Marco Ricca: Vou falar sobre filmes que me inspiraram. Sou muito fã do cinema brasileiro; além de atuar como militante e fazer muitos filmes, cresci assistindo a essa produção. Para mim, dois filmes foram fundamentalmente importantes: Bye Bye Brasil, de Cacá Diegues, e Tudo Bem, de Arnaldo Jabor, que, na verdade, é um verdadeiro tratado sobre o sistema político brasileiro e a forma como ele funciona. Esses filmes me marcaram profundamente, tanto cinematograficamente quanto pelo trabalho dos intérpretes. O jazz presente nessas obras é um fenômeno no Brasil. Não apenas ele, mas todo o elenco, Fábio Júnior, Bete Faria, mostram a força desses filmes. Cacá Diegues realmente conseguiu realizar uma obra de grande importância. Tudo Bem foi o segundo que me veio à cabeça, mas sei que há muitos outros.

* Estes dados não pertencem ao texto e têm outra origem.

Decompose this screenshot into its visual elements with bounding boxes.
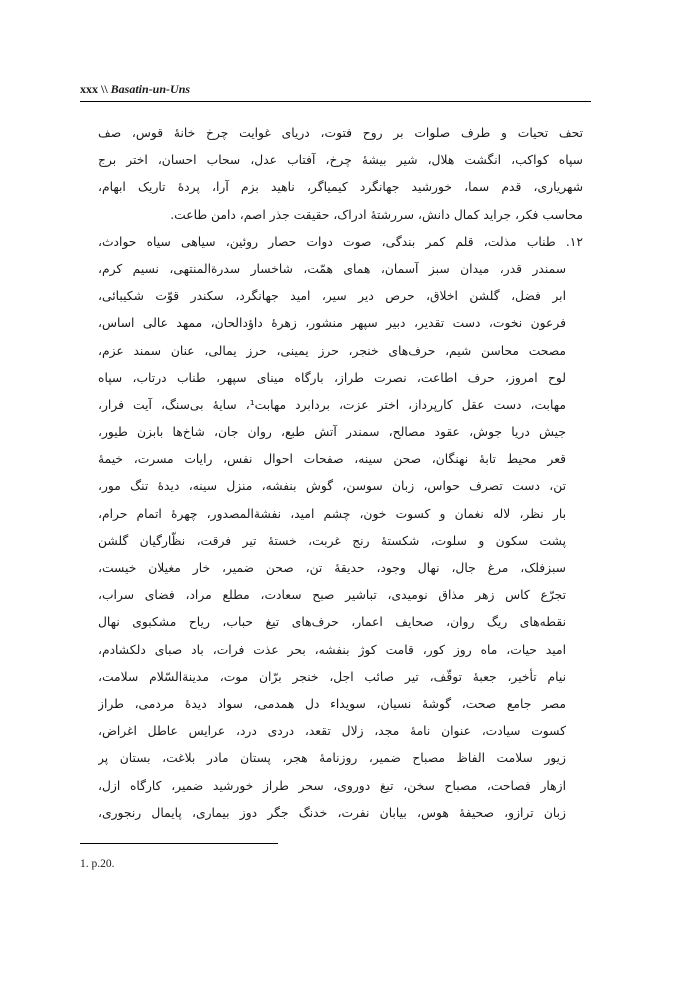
text-line: تحف تحیات و طرف صلوات بر روح فتوت، دریای غوایت چرخ خانهٔ قوس، صف [98,126,583,140]
text-line: کسوت سیادت، عنوان نامهٔ مجد، زلال تقعد، دردی درد، عرایس عاطل اغراض، [98,724,566,739]
footnote: 1. p.20. [80,858,115,870]
text-line: سپاه کواکب، انگشت هلال، شیر بیشهٔ چرخ، آفتاب عدل، سحاب احسان، اختر برج [98,153,583,168]
text-line: ابر فضل، گلشن اخلاق، حرص دیر سیر، امید جهانگرد، سکندر قوّت شکیبائی، [98,289,566,304]
page-label: xxx \\ [80,82,111,96]
text-line: شهریاری، قدم سما، خورشید جهانگرد کیمیاگر، ناهید بزم آرا، پردهٔ تاریک ابهام، [98,180,583,195]
text-line: سمندر قدر، میدان سبز آسمان، همای همّت، شاخسار سدرةالمنتهی، نسیم کرم، [98,261,566,276]
text-line: مصر جامع صحت، گوشهٔ نسیان، سویداء دل همدمی، سواد دیدهٔ مردمی، طراز [98,696,566,711]
footnote-rule [80,843,278,844]
text-line: تجرّع کاس زهر مذاق نومیدی، تباشیر صبح سعادت، مطلع مراد، فضای سراب، [98,588,566,603]
text-line: جیش دریا جوش، عقود مصالح، سمندر آتش طبع، روان جان، شاخ‌ها بابزن طیور، [98,425,566,440]
text-line: مصحت محاسن شیم، حرف‌های خنجر، حرز یمینی، حرز یمالی، عنان سمند عزم، [98,343,566,358]
text-line: لوح امروز، حرف اطاعت، نصرت طراز، بارگاه مینای سپهر، طناب درتاب، سپاه [98,370,566,385]
text-line: زیور سلامت الفاظ مصباح ضمیر، روزنامهٔ هجر، پستان مادر بلاغت، بستان پر [98,751,566,766]
header-rule [80,101,591,102]
text-line: ازهار فصاحت، مصباح سخن، تیغ دوروی، سحر طراز خورشید ضمیر، کارگاه ازل، [98,778,566,793]
text-line: محاسب فکر، جراید کمال دانش، سررشتهٔ ادراک، حقیقت جذر اصم، دامن طاعت. [170,207,583,222]
running-header [80,82,190,97]
text-line: پشت سکون و سلوت، شکستهٔ رنج غربت، خستهٔ تیر فرقت، نظّارگیان گلشن [98,533,566,548]
text-line: نقطه‌های ریگ روان، صحایف اعمار، حرف‌های تیغ حباب، ریاح مشکبوی نهال [98,615,566,630]
text-line: قعر محیط تابهٔ نهنگان، صحن سینه، صفحات احوال نفس، رایات مسرت، خیمهٔ [98,452,566,467]
text-line: امید حیات، ماه روز کور، قامت کوژ بنفشه، بحر عذت فرات، باد صبای دلکشادم، [98,642,566,657]
text-line: سبزفلک، مرغ جال، نهال وجود، حدیقهٔ تن، صحن ضمیر، خار مغیلان خیست، [98,561,566,575]
text-line: نیام تأخیر، جعبهٔ توقّف، تیر صائب اجل، خنجر برّان موت، مدینةالسّلام سلامت، [98,669,566,684]
book-title: Basatin-un-Uns [110,82,191,96]
main-text [98,120,583,827]
text-line: ۱۲. طناب مذلت، قلم کمر بندگی، صوت دوات حصار روئین، سیاهی سیاه حوادث، [98,234,583,249]
text-line: بار نظر، لاله نغمان و کسوت خون، چشم امید، نفشةالمصدور، چهرهٔ اتمام حرام، [98,506,566,521]
text-line: مهابت، دست عقل کارپرداز، اختر عزت، بردابرد مهابت¹، سایهٔ بی‌سنگ، آیت فرار، [98,397,566,412]
text-line: فرعون نخوت، دست تقدیر، دبیر سپهر منشور، زهرهٔ داؤدالحان، ممهد عالی اساس، [98,316,566,331]
text-line: زبان ترازو، صحیفهٔ هوس، بیابان نفرت، خدنگ جگر دوز بیماری، پایمال رنجوری، [98,805,566,820]
text-line: تن، دست تصرف حواس، زبان سوسن، گوش بنفشه، منزل سینه، دیدهٔ تنگ مور، [98,479,566,494]
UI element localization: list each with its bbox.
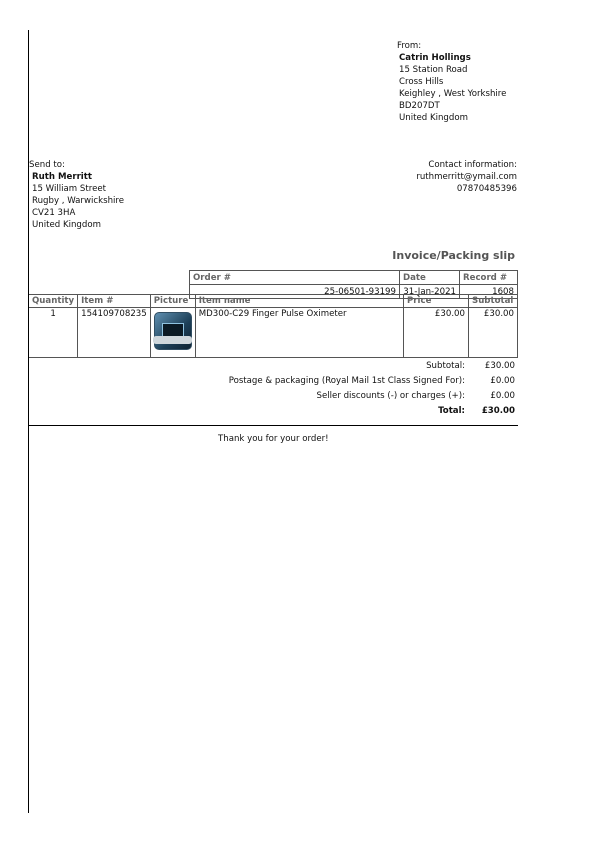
oximeter-clip — [153, 336, 192, 344]
total-value: £30.00 — [481, 406, 515, 416]
item-name-header: Item name — [195, 295, 403, 308]
pulse-oximeter-image — [154, 312, 192, 350]
item-subtotal: £30.00 — [469, 308, 518, 358]
sender-line: 15 Station Road — [399, 65, 468, 75]
recipient-line: United Kingdom — [32, 220, 101, 230]
picture-header: Picture — [150, 295, 195, 308]
record-number: 1608 — [460, 285, 518, 299]
postage-value: £0.00 — [490, 376, 515, 386]
item-price: £30.00 — [404, 308, 469, 358]
item-number-header: Item # — [78, 295, 151, 308]
postage-label: Postage & packaging (Royal Mail 1st Class Signed For): — [228, 376, 465, 386]
items-table — [29, 294, 518, 358]
sender-line: Keighley , West Yorkshire — [399, 89, 507, 99]
contact-information — [416, 159, 517, 195]
recipient-address — [29, 159, 124, 231]
send-to-heading: Send to: — [29, 160, 65, 170]
subtotal-header: Subtotal — [469, 295, 518, 308]
table-row — [29, 308, 518, 358]
subtotal-label: Subtotal: — [426, 361, 465, 371]
sender-line: BD207DT — [399, 101, 440, 111]
quantity-header: Quantity — [29, 295, 78, 308]
contact-heading: Contact information: — [428, 160, 517, 170]
order-number: 25-06501-93199 — [190, 285, 400, 299]
totals-section — [229, 359, 515, 419]
sender-name: Catrin Hollings — [399, 53, 471, 63]
page-title: Invoice/Packing slip — [392, 249, 515, 262]
oximeter-screen — [162, 323, 184, 337]
total-label: Total: — [438, 406, 465, 416]
discounts-label: Seller discounts (-) or charges (+): — [316, 391, 465, 401]
divider — [29, 425, 518, 426]
order-number-header: Order # — [190, 271, 400, 285]
sender-line: Cross Hills — [399, 77, 444, 87]
date-header: Date — [400, 271, 460, 285]
thank-you-message: Thank you for your order! — [218, 434, 329, 444]
contact-phone: 07870485396 — [456, 184, 517, 194]
item-picture-cell — [150, 308, 195, 358]
price-header: Price — [404, 295, 469, 308]
recipient-line: Rugby , Warwickshire — [32, 196, 125, 206]
left-margin-line — [28, 30, 29, 813]
recipient-line: CV21 3HA — [32, 208, 76, 218]
subtotal-value: £30.00 — [484, 361, 515, 371]
record-number-header: Record # — [460, 271, 518, 285]
sender-line: United Kingdom — [399, 113, 468, 123]
item-name: MD300-C29 Finger Pulse Oximeter — [195, 308, 403, 358]
item-quantity: 1 — [29, 308, 78, 358]
order-date: 31-Jan-2021 — [400, 285, 460, 299]
recipient-name: Ruth Merritt — [32, 172, 92, 182]
sender-address — [397, 40, 506, 124]
recipient-line: 15 William Street — [32, 184, 107, 194]
from-heading: From: — [397, 41, 422, 51]
contact-email: ruthmerritt@ymail.com — [416, 172, 517, 182]
item-number: 154109708235 — [78, 308, 151, 358]
discounts-value: £0.00 — [490, 391, 515, 401]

Marcelo Lordello: Aproveitando o momento, gostaria também de recomendar dois filmes que têm uma relação muito forte com Paterno. O primeiro é São Bernardo, de Leon Hirszman, com Otto Bastos, que para mim foi um estudo de personagem muito profundo e duro, e que me deu coragem para trazer o Sérgio à tela. O segundo é um filme que entrou recentemente em cartaz, depois de anos fora das salas: Iracema, uma Transa Amazônica, de Bodansky e Sena, com Edna Perillo. Para mim, é um dos melhores filmes nacionais, um marco que quebrou paradigmas e foi fundamental como referência e fonte de coragem para meu primeiro filme, Eles Voltam. Como Iracema está em cartaz agora, recomendo que o público faça uma “casadinha”: assistir a Iracema e depois a Paterno.